4.5% Computer share of GDP (peak, 2000)
3.0% Computer share of GDP (recent)
-33% Decline since peak

When we worry that AI might automate everything and leave nothing for humans to do, this graph offers at least a partial counterpoint. Computers are getting less of GDP, not more, even with a hundred million times more transistors in our pockets.

Building a Model to Test the Scenarios

To study these two scenarios rigorously, my co-authors and I built a model. It features ideas as the source of long-run growth, production functions for both goods and ideas that involve weak links, and an automation process that unfolds endogenously over time. We calibrated the model to fit U.S. data going back to the 1950s, then ran it forward.

Before showing the forward simulations, here is a thought experiment the model lets us perform. What if we had infinite amounts of software—anything that uses software, pushed to infinity? How much richer would we be? The answer turns out to be elegant: because of weak links, infinite amounts of some task raises GDP by that task's share of GDP. Software is about 2% of GDP. So infinite software would make us roughly 2% richer. Only 2%, because all the other weak links are bottlenecking us. Automating one thing really well is not enough; you need to keep automating the weak links.

What the Simulations Reveal

Our model has two key ingredients that mirror the two scenarios.

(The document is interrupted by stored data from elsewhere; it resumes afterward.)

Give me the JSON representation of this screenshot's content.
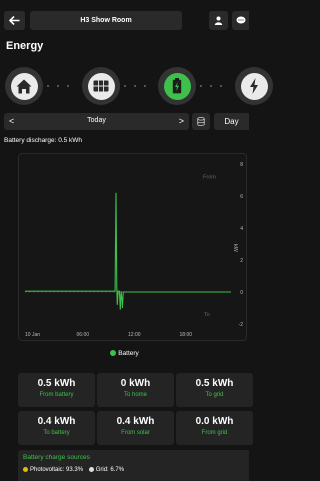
{
  "header": {
    "back_icon": "arrow-left-icon",
    "title": "H3 Show Room",
    "user_icon": "person-icon",
    "chat_icon": "chat-icon"
  },
  "page": {
    "title": "Energy"
  },
  "nav_icons": [
    "home-icon",
    "grid-icon",
    "battery-icon",
    "bolt-icon"
  ],
  "date_nav": {
    "prev": "<",
    "date": "Today",
    "next": ">",
    "db_icon": "database-icon",
    "range": "Day"
  },
  "summary": {
    "battery_discharge": "Battery discharge: 0.5 kWh"
  },
  "chart_data": {
    "type": "line",
    "x_ticks": [
      "10 Jan",
      "06:00",
      "12:00",
      "18:00"
    ],
    "y_ticks": [
      "8",
      "6",
      "4",
      "2",
      "0",
      "-2"
    ],
    "ylabel": "kW",
    "annotations": {
      "from": "From",
      "to": "To"
    },
    "ylim": [
      -2,
      8
    ],
    "series": [
      {
        "name": "Battery",
        "color": "#3ec14a",
        "x": [
          0,
          10.5,
          10.6,
          10.7,
          10.75,
          10.85,
          11.0,
          11.1,
          11.2,
          11.3,
          11.35,
          11.45,
          24
        ],
        "y": [
          0.05,
          0.05,
          6.2,
          0.3,
          -0.8,
          0.05,
          0.05,
          -1.1,
          0.05,
          -0.5,
          -1.0,
          0.0,
          0.0
        ]
      }
    ]
  },
  "legend": {
    "battery": "Battery"
  },
  "stats": [
    {
      "value": "0.5 kWh",
      "label": "From battery"
    },
    {
      "value": "0 kWh",
      "label": "To home"
    },
    {
      "value": "0.5 kWh",
      "label": "To grid"
    },
    {
      "value": "0.4 kWh",
      "label": "To battery"
    },
    {
      "value": "0.4 kWh",
      "label": "From solar"
    },
    {
      "value": "0.0 kWh",
      "label": "From grid"
    }
  ],
  "sources": {
    "title": "Battery charge sources",
    "photovoltaic": "Photovoltaic: 93.3%",
    "grid": "Grid: 6.7%"
  },
  "colors": {
    "accent": "#3ec14a",
    "background": "#141414",
    "card": "#242424"
  }
}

First, automation generates new ideas, which enable more automation—a flywheel with positive feedback that wants to explode. Second, weak links tell you that automating some tasks while leaving others untouched means the chain is still held back by its weakest points. We put both ingredients in, calibrated to history, and ran the model forward under different assumptions.

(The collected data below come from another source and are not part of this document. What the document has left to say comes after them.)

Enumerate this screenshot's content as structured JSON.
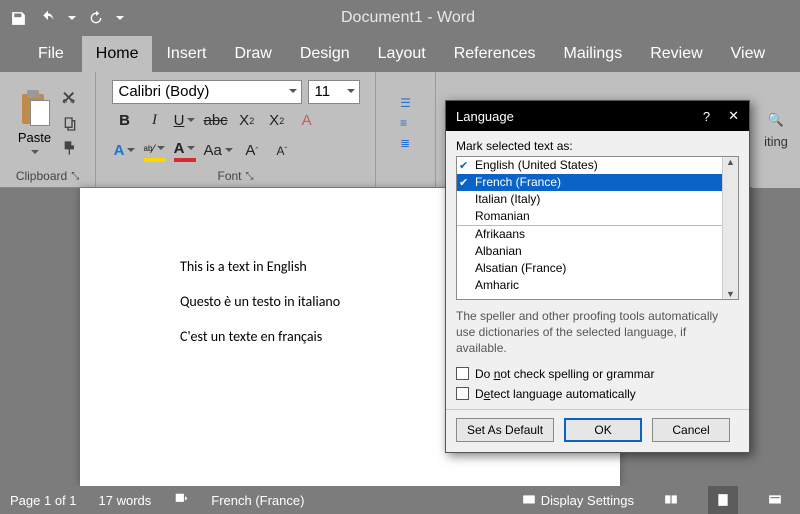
{
  "title": "Document1  -  Word",
  "tabs": [
    "File",
    "Home",
    "Insert",
    "Draw",
    "Design",
    "Layout",
    "References",
    "Mailings",
    "Review",
    "View"
  ],
  "activeTab": "Home",
  "ribbon": {
    "clipboard": {
      "paste": "Paste",
      "label": "Clipboard"
    },
    "font": {
      "name": "Calibri (Body)",
      "size": "11",
      "label": "Font"
    }
  },
  "document": {
    "lines": [
      "This is a text in English",
      "Questo è un testo in italiano",
      "C'est un texte en français"
    ]
  },
  "status": {
    "page": "Page 1 of 1",
    "words": "17 words",
    "language": "French (France)",
    "display": "Display Settings"
  },
  "dialog": {
    "title": "Language",
    "markLabel": "Mark selected text as:",
    "languages": [
      {
        "name": "English (United States)",
        "checked": true,
        "selected": false
      },
      {
        "name": "French (France)",
        "checked": true,
        "selected": true
      },
      {
        "name": "Italian (Italy)",
        "checked": false,
        "selected": false
      },
      {
        "name": "Romanian",
        "checked": false,
        "selected": false
      },
      {
        "name": "Afrikaans",
        "checked": false,
        "selected": false,
        "sep": true
      },
      {
        "name": "Albanian",
        "checked": false,
        "selected": false
      },
      {
        "name": "Alsatian (France)",
        "checked": false,
        "selected": false
      },
      {
        "name": "Amharic",
        "checked": false,
        "selected": false
      }
    ],
    "note": "The speller and other proofing tools automatically use dictionaries of the selected language, if available.",
    "check1_pre": "Do ",
    "check1_u": "n",
    "check1_post": "ot check spelling or grammar",
    "check2_pre": "D",
    "check2_u": "e",
    "check2_post": "tect language automatically",
    "btnDefault": "Set As Default",
    "btnOk": "OK",
    "btnCancel": "Cancel"
  },
  "editingPeek": "iting"
}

In the first set of simulations, AI is simply a continuation of the historical patterns of automation we have seen for 200 years. In the second, more aggressive set, we assume AI represents a break from the past—the entire economy starts getting automated at the pace of Moore's Law, with machines improving at 10% per year across the board starting today, and that automation feeds back into more ideas and more automation. I think of the second scenario as too aggressive and the first as probably not aggressive enough; the truth likely lies somewhere in between.

Assumption Scenario A: Business as Usual Scenario B: Moore's Law Everywhere
Automation pace Continuation of historical trends (~3% per year for aggregate economy) Moore's Law pace everywhere (~10% per year) starting today
Growth rate by 2050 ~2.3% per year Above 25% per year
Income gain by 2050 vs. baseline ~4% richer Substantially richer; ~50% by 2030
Explosion fully complete Centuries Around 2060

Here is what jumps out. Even in the baseline scenario—where growth looks like the historical 2% line—growth actually does accelerate. It climbs from 2% to 2.3% by 2050, then 2.6%, then 3%, and eventually settles at an astonishing 50% per year. But look at the axis: the acceleration is stunningly slow. By 2050, instead of 2% growth, we are at 2.3%. This is a model that eventually explodes, but it takes a very long time. Why? Weak links. Just like the computer example: we have a hundred million times the transistors, but we are limited by everything humans still have to do.

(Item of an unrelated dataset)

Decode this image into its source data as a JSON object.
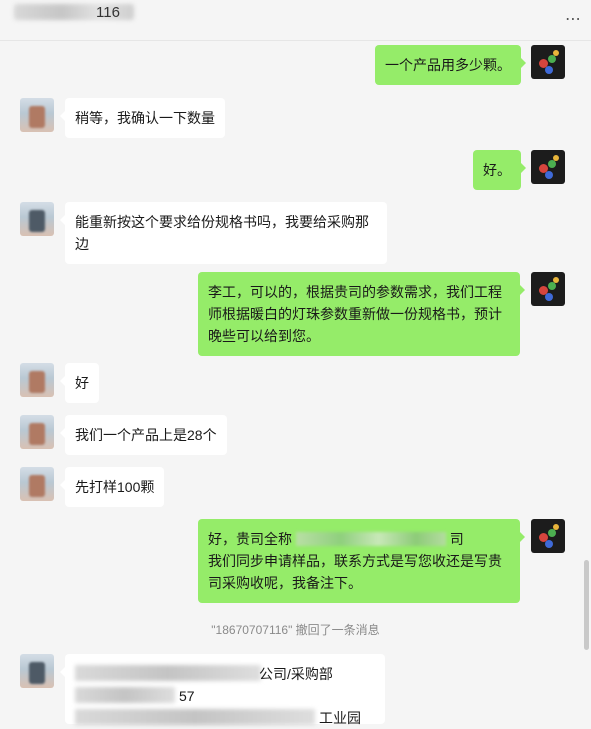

Key insight: Even when growth eventually explodes, the explosion is far slower than the word "explosion" suggests. In the aggressive Moore's-Law-everywhere scenario, the economy still takes until roughly 2060 before the explosion is fully complete. Weak links act as a powerful brake on the speed of transformation.

Notice something else fascinating about these simulations. The three different futures—full automation, partial automation with some human-only tasks, and the stable-share baseline—look vastly different 200 years from now. Yet for the next 75 years, it is remarkably difficult to tell which scenario we are in. The early paths look similar even when the destinations diverge dramatically.

Jobs, Inequality, and the Radiologist Paradox

In 2016, Geoff Hinton, the Nobel Prize winner and pioneer of deep neural networks, stood up at a conference and declared, "We should stop training radiologists. In five years, there will be no more radiologists with jobs because AI will be better than radiologists." He was not wrong about AI becoming better at reading scans—on many dimensions, that is true today. But here is what actually happened: we have more radiologists now than in 2016, and they are paid more.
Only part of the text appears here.